The big news from my little copropriété [which is to say “condo”] is the cave vouté or vaulted cave discovered right under our bathroom when workmen dug down to prop up the seventeenth century building [which was starting to show cracks in the outer walls.]  It is a rather large space, apparently.  I immediately announced dibs on any treasure discovered, but the engineer hired by the syndic that manages our building opined that it was probably part of an old septic system.  Pretty disappointing.  On Tuesday, at eleven in the morning, there was a gathering outside our French doors, at the hole, which narrows the access to our apartment.  The space is unusable, even as a wine cellar, because of the humidity, but it poses a threat of flooding since we are only half a block from the Seine.  The only good news is that since no one knew the cave existed, it is not mentioned in the legal documents forming the copropriété out of three buildings around an interior courtyard, so instead of charging only the owners of the apartments in our building for work dealing with the cave, all fifteen apartments will be charged.  Not equally, of course, but in proportion to their usable floor space.  Our tiny apartment is 2.77% of the total floor space, so we pay 2.77% of the repair costs.

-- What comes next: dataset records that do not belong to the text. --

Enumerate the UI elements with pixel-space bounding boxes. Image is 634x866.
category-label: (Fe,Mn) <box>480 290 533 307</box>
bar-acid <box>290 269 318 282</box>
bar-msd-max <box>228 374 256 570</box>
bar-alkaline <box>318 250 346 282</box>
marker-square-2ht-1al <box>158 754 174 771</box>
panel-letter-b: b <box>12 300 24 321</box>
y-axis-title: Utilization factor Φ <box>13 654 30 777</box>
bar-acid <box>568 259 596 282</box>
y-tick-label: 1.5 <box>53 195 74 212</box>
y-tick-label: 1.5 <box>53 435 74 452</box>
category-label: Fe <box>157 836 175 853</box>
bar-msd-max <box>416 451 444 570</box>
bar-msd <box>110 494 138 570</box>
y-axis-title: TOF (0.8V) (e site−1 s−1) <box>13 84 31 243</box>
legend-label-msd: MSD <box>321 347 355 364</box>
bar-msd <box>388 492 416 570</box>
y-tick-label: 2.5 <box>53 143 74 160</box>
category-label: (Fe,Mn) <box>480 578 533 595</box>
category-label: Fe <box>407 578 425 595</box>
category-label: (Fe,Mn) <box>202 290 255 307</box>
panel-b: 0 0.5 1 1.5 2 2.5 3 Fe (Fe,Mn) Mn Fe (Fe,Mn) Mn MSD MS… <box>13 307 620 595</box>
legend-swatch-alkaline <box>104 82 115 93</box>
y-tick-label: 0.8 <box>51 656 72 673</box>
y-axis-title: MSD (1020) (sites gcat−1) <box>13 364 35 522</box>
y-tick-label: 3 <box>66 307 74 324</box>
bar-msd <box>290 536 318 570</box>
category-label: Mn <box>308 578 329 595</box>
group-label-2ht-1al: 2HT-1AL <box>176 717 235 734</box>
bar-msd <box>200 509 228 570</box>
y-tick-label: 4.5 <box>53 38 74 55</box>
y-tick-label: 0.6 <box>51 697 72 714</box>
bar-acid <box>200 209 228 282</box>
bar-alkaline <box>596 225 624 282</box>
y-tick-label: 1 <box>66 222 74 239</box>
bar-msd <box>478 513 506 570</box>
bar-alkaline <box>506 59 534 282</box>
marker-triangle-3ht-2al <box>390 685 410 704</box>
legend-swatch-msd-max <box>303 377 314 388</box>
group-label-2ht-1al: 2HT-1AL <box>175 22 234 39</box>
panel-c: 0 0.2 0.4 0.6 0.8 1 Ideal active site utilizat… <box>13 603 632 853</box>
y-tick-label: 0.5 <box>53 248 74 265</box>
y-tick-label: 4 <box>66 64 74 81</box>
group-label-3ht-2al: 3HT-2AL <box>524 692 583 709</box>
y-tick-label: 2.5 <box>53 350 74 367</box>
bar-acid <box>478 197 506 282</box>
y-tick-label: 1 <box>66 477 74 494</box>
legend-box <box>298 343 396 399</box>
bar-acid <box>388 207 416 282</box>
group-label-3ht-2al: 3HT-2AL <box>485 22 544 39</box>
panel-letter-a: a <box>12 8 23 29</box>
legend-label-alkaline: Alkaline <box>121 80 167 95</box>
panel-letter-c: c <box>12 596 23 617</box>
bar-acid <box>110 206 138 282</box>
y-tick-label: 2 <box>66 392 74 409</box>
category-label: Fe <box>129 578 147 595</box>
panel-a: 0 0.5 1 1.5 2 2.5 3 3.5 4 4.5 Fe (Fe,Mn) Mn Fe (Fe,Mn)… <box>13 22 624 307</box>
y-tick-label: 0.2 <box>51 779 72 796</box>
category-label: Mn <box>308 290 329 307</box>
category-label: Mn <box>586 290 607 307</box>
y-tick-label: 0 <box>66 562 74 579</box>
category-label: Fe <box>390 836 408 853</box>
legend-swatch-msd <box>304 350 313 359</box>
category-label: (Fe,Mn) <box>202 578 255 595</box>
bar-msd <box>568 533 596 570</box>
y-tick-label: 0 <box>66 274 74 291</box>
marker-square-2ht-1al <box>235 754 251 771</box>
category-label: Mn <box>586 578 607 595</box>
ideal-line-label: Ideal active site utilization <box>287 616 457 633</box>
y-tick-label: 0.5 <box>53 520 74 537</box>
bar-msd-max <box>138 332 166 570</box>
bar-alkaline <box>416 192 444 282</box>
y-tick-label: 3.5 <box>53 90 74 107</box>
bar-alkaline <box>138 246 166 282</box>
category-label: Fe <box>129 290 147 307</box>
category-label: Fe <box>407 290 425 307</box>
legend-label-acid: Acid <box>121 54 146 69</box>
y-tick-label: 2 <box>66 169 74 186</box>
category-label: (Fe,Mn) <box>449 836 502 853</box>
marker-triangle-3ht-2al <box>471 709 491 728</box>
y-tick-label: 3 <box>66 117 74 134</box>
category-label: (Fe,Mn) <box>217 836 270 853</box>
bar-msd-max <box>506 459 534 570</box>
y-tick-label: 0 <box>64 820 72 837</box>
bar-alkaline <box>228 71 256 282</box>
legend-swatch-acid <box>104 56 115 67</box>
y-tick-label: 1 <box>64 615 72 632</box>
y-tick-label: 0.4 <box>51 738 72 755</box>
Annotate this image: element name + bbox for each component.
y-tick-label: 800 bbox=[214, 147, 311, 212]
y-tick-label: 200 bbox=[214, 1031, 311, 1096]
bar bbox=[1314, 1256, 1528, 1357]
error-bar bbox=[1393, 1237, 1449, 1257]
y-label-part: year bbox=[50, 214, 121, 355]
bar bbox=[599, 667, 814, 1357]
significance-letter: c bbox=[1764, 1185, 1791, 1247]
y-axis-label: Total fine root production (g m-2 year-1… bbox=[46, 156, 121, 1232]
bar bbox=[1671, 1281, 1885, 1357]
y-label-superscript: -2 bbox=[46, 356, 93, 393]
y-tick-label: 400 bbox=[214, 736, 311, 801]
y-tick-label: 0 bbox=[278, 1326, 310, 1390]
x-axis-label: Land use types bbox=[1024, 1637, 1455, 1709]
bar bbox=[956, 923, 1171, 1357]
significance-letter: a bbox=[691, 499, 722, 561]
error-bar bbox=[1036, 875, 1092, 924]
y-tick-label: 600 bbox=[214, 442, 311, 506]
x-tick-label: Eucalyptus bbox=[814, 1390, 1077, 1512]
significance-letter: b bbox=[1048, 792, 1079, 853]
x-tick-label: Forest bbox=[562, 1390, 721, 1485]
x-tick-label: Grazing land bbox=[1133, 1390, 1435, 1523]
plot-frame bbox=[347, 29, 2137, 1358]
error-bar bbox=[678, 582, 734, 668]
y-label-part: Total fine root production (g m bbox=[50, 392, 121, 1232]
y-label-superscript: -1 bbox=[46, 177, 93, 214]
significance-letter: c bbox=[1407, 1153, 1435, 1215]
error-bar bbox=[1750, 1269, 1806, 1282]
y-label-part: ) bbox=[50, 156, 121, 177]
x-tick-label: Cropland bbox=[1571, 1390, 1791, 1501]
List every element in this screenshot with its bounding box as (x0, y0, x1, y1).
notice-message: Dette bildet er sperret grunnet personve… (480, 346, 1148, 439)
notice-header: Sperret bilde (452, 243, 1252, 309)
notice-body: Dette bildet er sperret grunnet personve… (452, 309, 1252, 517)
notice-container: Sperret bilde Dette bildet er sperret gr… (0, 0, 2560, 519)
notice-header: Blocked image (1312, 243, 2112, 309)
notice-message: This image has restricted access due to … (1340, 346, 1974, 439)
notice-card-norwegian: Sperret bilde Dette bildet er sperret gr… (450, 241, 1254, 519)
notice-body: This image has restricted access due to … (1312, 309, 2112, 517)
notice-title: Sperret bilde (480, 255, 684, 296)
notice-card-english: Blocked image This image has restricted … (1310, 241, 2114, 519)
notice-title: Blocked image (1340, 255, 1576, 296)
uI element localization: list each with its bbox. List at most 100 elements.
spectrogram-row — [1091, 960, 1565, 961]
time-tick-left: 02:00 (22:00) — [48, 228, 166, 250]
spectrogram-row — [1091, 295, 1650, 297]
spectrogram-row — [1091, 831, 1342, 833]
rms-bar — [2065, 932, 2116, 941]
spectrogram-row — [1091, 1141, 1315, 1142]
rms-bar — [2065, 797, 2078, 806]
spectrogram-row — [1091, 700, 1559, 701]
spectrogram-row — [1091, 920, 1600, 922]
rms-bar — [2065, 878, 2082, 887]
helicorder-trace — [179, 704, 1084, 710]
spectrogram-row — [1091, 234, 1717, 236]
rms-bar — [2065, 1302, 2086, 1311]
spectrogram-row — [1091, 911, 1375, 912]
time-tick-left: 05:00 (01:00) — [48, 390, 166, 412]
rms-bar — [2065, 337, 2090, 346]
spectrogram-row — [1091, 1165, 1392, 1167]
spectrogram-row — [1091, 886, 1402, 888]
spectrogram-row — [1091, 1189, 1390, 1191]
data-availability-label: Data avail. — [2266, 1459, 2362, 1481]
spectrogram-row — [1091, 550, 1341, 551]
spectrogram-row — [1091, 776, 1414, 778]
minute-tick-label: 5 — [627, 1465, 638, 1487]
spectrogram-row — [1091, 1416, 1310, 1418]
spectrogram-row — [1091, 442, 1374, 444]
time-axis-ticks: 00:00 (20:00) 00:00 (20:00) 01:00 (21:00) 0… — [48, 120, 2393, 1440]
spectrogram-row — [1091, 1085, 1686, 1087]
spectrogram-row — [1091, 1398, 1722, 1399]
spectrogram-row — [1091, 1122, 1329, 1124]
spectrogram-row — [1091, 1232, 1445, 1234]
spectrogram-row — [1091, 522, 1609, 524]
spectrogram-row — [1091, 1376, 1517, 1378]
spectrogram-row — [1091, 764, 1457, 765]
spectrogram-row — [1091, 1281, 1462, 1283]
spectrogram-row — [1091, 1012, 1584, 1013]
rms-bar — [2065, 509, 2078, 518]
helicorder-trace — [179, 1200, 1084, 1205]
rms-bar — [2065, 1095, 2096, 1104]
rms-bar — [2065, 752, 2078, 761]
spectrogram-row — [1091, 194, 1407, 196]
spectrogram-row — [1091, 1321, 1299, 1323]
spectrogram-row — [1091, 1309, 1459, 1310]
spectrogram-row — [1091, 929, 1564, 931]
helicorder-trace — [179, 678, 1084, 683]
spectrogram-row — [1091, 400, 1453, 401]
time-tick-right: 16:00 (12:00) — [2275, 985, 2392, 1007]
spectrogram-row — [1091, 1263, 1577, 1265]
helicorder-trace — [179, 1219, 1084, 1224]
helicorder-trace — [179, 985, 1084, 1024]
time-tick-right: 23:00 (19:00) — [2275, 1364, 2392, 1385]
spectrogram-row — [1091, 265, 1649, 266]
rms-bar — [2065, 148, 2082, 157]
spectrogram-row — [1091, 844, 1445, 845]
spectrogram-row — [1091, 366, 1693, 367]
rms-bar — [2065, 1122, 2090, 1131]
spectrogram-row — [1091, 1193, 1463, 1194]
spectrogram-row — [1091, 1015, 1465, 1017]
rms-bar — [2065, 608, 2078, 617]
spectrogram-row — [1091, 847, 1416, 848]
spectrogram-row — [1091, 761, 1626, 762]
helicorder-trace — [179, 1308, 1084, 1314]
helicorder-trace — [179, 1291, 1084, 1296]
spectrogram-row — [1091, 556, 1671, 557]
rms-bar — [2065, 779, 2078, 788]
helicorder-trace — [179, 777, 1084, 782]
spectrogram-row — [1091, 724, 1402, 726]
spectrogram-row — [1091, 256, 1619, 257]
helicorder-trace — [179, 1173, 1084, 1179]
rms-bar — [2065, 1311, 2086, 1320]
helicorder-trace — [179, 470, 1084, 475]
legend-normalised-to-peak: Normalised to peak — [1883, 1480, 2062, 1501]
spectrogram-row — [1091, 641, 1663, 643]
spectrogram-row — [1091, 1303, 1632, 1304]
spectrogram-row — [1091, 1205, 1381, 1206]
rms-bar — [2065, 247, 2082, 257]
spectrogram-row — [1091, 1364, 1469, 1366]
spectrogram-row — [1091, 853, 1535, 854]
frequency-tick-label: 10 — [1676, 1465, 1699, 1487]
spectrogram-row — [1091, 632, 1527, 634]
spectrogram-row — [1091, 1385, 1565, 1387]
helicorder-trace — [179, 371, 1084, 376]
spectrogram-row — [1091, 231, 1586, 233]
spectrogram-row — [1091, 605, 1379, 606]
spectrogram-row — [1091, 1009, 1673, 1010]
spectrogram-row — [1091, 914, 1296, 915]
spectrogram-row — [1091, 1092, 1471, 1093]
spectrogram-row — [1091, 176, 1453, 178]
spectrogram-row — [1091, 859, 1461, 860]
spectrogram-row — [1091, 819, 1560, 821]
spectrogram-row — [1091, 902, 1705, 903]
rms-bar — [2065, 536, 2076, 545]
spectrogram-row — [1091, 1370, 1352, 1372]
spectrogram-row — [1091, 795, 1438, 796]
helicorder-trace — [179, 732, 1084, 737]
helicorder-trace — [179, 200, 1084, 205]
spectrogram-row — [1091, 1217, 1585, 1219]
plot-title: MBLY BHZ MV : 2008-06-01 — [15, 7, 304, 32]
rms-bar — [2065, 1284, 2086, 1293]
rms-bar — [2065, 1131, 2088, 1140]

Meanwhile, the really bad news in Paris is that the little weekly magazine, Pariscope, that lists concerts, movies, art exhibitions, and everything else happening in Paris, is on strike, so we are left to scrounge for places to visit.  On Wednesday [the day movies change in Paris] Susie and I walked down to Place de l’Odéon to see Killing Them Softly, the new Brad Pitt movie.  I thought it was a brilliantly powerful political commentary on contemporary America, with the last speech by Pitt an excoriating debunking of mainstream political rhetoric, but then I read Anthony Lane’s review in The New Yorker and discovered that I am an ignorant boob.  I think I will stick to the Critique of Pure Reason.   Film criticism is too sophisticated for me.  Next Wednesday The Hobbit opens.  I shall not attempt a commentary, lest I embarrass myself.

Today I went to the market to shop for dinner for tonight and tomorrow.  I got half a rabbit cut up [without the head], and some hazelnuts for my signature “rabbit loins with hazelnuts, five spices, and curry” dish.  Asparagus and mushrooms should go nicely.

An observation about small cultural differences between the French and Americans:  In a café, the French bring their dogs with them to the table but sit their children at an adjoining table so they will not interrupt the adult conversation.  Americans bring their children with them to the table and leave the dogs in the station wagon.

The parvis Nôtre Dame, the large cobblestoned square in front of the grand church at the bottom of our street, is almost totally occupied by large stands and other structures that have been erected to celebrate Nôtre Dame’s 850th birthday next year.  Nôtre Dame took so long to build that the great grandchildren of the original workmen did not see it completed.  It remains, to my untutored eye, the most beautiful building in the world.

Susie and I dropped by Shakespeare and Company, the well-known English language bookstore, to find something to read.  They are asking for patrons to contribute recollections of the shop, especially in its earliest years, for a forthcoming volume. I spent a good deal of time hanging out there in the Spring of 1955, when it was still Le Mistral, and not yet Shakespeare and Co.  I shall send them an email with some reminiscences.

And so to bed, as Samuel Pepys liked to say.  Tomorrow, serious stuff.